On December 21, 1972, at the Ritz Hotel, the launch session of the new weekly was held. The advertising campaign was carried out by the Ciesa agency, with Artur Portela Filho as its creative director. However, the television campaign was banned.
Expresso also brought other innovations for the time in Portugal. The editorial statute, an Editorial Board, elected by journalists, and the Editorial Board, to which Mário Murteira, Ruben A., Vasco Vieira de Almeida, João Morais Leitão, Sedas Nunes and Magalhães Mota are invited.
Finally, the first issue hit the streets on January 6, 1973. The print run exceeded 60,000 copies, printed on the Diário de Lisboa’s rotary press, each with 24 pages and two booklets, at a price of 5$00 (2.5 cents at today’s price). The headline is a commissioned poll: “63 percent of Portuguese never voted”.
On the occasion of its 50th anniversary, on January 6, 2023, Expresso was awarded the rank of Honorary Member of the Order of Liberty.[4]
Reader profile
According to data from Bareme Impresa for the six months between January and June 2012, the reader of the weekly Expresso has a profile-type aged between 25 and 64, from classes ABC1, middle and upper management, living in urban regions[5].

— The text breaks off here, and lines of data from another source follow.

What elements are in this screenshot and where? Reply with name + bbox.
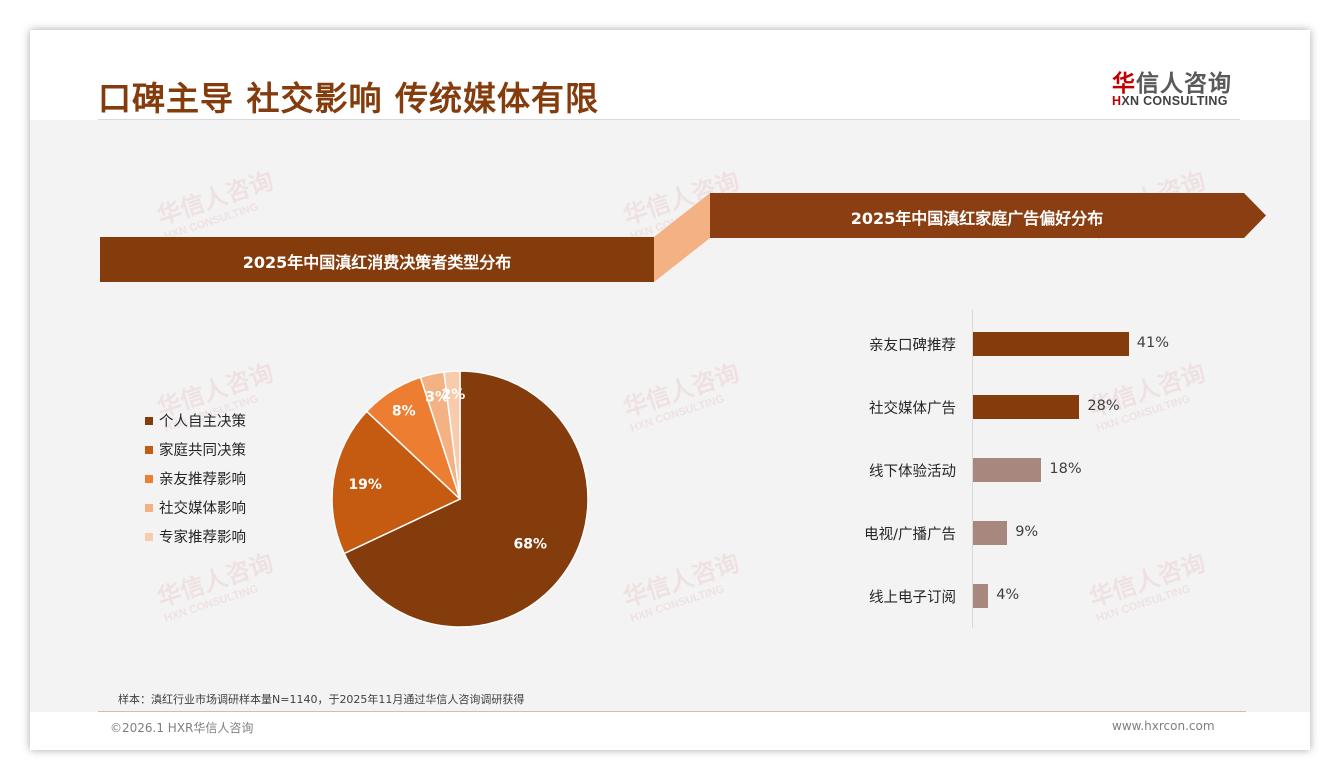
legend-label: 家庭共同决策 bbox=[159, 443, 246, 459]
bar-label: 社交媒体广告 bbox=[869, 401, 956, 417]
left-chart-banner: 2025年中国滇红消费决策者类型分布 bbox=[100, 237, 654, 282]
legend-label: 亲友推荐影响 bbox=[159, 472, 246, 488]
pie-slice-label: 2% bbox=[442, 387, 466, 403]
bar-value: 28% bbox=[1087, 398, 1120, 414]
legend-swatch bbox=[145, 445, 153, 454]
legend-swatch bbox=[145, 474, 153, 483]
header-divider bbox=[98, 119, 1240, 120]
pie-slice-label: 68% bbox=[513, 537, 547, 553]
bar-row: 电视/广播广告 9% bbox=[820, 521, 1240, 545]
bar-label: 线上电子订阅 bbox=[869, 590, 956, 606]
page-title: 口碑主导 社交影响 传统媒体有限 bbox=[98, 79, 599, 118]
bar bbox=[973, 332, 1129, 356]
legend-swatch bbox=[145, 532, 153, 541]
pie-slice bbox=[343, 370, 589, 628]
banner-connector bbox=[654, 193, 710, 282]
logo-cn: 华信人咨询 bbox=[1112, 71, 1232, 97]
bar-value: 9% bbox=[1015, 524, 1039, 540]
pie-slice-label: 3% bbox=[425, 390, 449, 406]
bar-value: 18% bbox=[1049, 461, 1082, 477]
bar-chart: 亲友口碑推荐 41% 社交媒体广告 28% 线下体验活动 18% 电视/广播广告 9% 线上电子… bbox=[820, 310, 1240, 640]
footer-divider bbox=[98, 711, 1246, 712]
legend-label: 专家推荐影响 bbox=[159, 530, 246, 546]
bar bbox=[973, 584, 989, 608]
pie-chart: 68% 19% 8% 3%2% bbox=[331, 370, 589, 628]
pie-slice-label: 19% bbox=[348, 477, 382, 493]
logo-en: HXN CONSULTING bbox=[1112, 94, 1228, 108]
pie-slice bbox=[331, 410, 462, 555]
bar-row: 线下体验活动 18% bbox=[820, 458, 1240, 482]
bar-row: 亲友口碑推荐 41% bbox=[820, 332, 1240, 356]
legend-item: 家庭共同决策 bbox=[145, 435, 246, 464]
pie-slice bbox=[443, 370, 461, 500]
bar-label: 线下体验活动 bbox=[869, 464, 956, 480]
bar bbox=[973, 395, 1080, 419]
website-link[interactable]: www.hxrcon.com bbox=[1112, 719, 1215, 733]
slide: 口碑主导 社交影响 传统媒体有限 华信人咨询 HXN CONSULTING 华信… bbox=[30, 30, 1310, 750]
footer-band bbox=[30, 712, 1310, 750]
legend-item: 个人自主决策 bbox=[145, 406, 246, 435]
bar-value: 4% bbox=[996, 587, 1020, 603]
bar-row: 社交媒体广告 28% bbox=[820, 395, 1240, 419]
bar bbox=[973, 458, 1042, 482]
legend-item: 社交媒体影响 bbox=[145, 493, 246, 522]
legend-label: 个人自主决策 bbox=[159, 414, 246, 430]
legend-label: 社交媒体影响 bbox=[159, 501, 246, 517]
header-band bbox=[30, 30, 1310, 120]
legend-swatch bbox=[145, 416, 153, 425]
legend-swatch bbox=[145, 503, 153, 512]
footnote: 样本：滇红行业市场调研样本量N=1140，于2025年11月通过华信人咨询调研获… bbox=[118, 693, 525, 706]
pie-slice-label: 8% bbox=[392, 403, 416, 419]
legend-item: 专家推荐影响 bbox=[145, 522, 246, 551]
bar-row: 线上电子订阅 4% bbox=[820, 584, 1240, 608]
bar-label: 亲友口碑推荐 bbox=[869, 338, 956, 354]
copyright: ©2026.1 HXR华信人咨询 bbox=[110, 721, 254, 735]
right-chart-banner: 2025年中国滇红家庭广告偏好分布 bbox=[710, 193, 1266, 238]
bar-value: 41% bbox=[1136, 335, 1170, 351]
pie-legend: 个人自主决策 家庭共同决策 亲友推荐影响 社交媒体影响 专家推荐影响 bbox=[145, 406, 246, 551]
bar bbox=[973, 521, 1008, 545]
bar-label: 电视/广播广告 bbox=[864, 527, 956, 543]
bar-axis bbox=[972, 310, 973, 628]
brand-logo: 华信人咨询 HXN CONSULTING bbox=[1112, 64, 1242, 114]
legend-item: 亲友推荐影响 bbox=[145, 464, 246, 493]
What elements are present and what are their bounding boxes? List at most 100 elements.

The newspaper has an average readership of 585,400 in the target universe, where there is not a big difference in terms of gender: 55% of individuals are male. In terms of age, the preferences go to readers between 25 and 34 years old (24.2%), 35 to 44 (20.9%), 45 to 54 (15.1%) and 55 to 64 years old (13.9%). Young people and the elderly are the least relevant age group. Namely, individuals aged 15 to 17 (2.9%), 18 to 24 (9.9%) and over 65 (13.1%).
The reading of the weekly newspaper is transversal and balanced in almost all classes. It is in class B that the Expresso is most read (29.1%), closely followed by class C1 (27%). Class A has a share of 21.1%, class C2 with 14.8% and class D with 8%.
By a wide margin among the occupational groups are middle and senior managers (33.4%). A lower percentage is attributed to retired, pensioners and unemployed, who are the second most relevant age group for newspaper readings with 18%. This is followed by service/trade/administrative employees (13.6%), skilled technicians and smallholders (12.3%), students (9.7%), skilled/specialized workers (8.4%), unskilled/unspecialized workers (3.4%) and housewives (1.2%).
In regional terms, 34.4% are readers from Greater Lisbon. Further down the table comes the Interior North (16.6%), Litoral Centro (14%), Litoral Norte (13.7%), Grande Porto (11.8%) and finally the South with 9.5%.
The Expresso reader’s behavioral profile is dominated by environmental concerns (76.8 points) and social concerns (74.3), with a strong link to new technologies, communications and the Internet (64.1). At the bottom of their priorities are concerns about demonstrating status (17.1).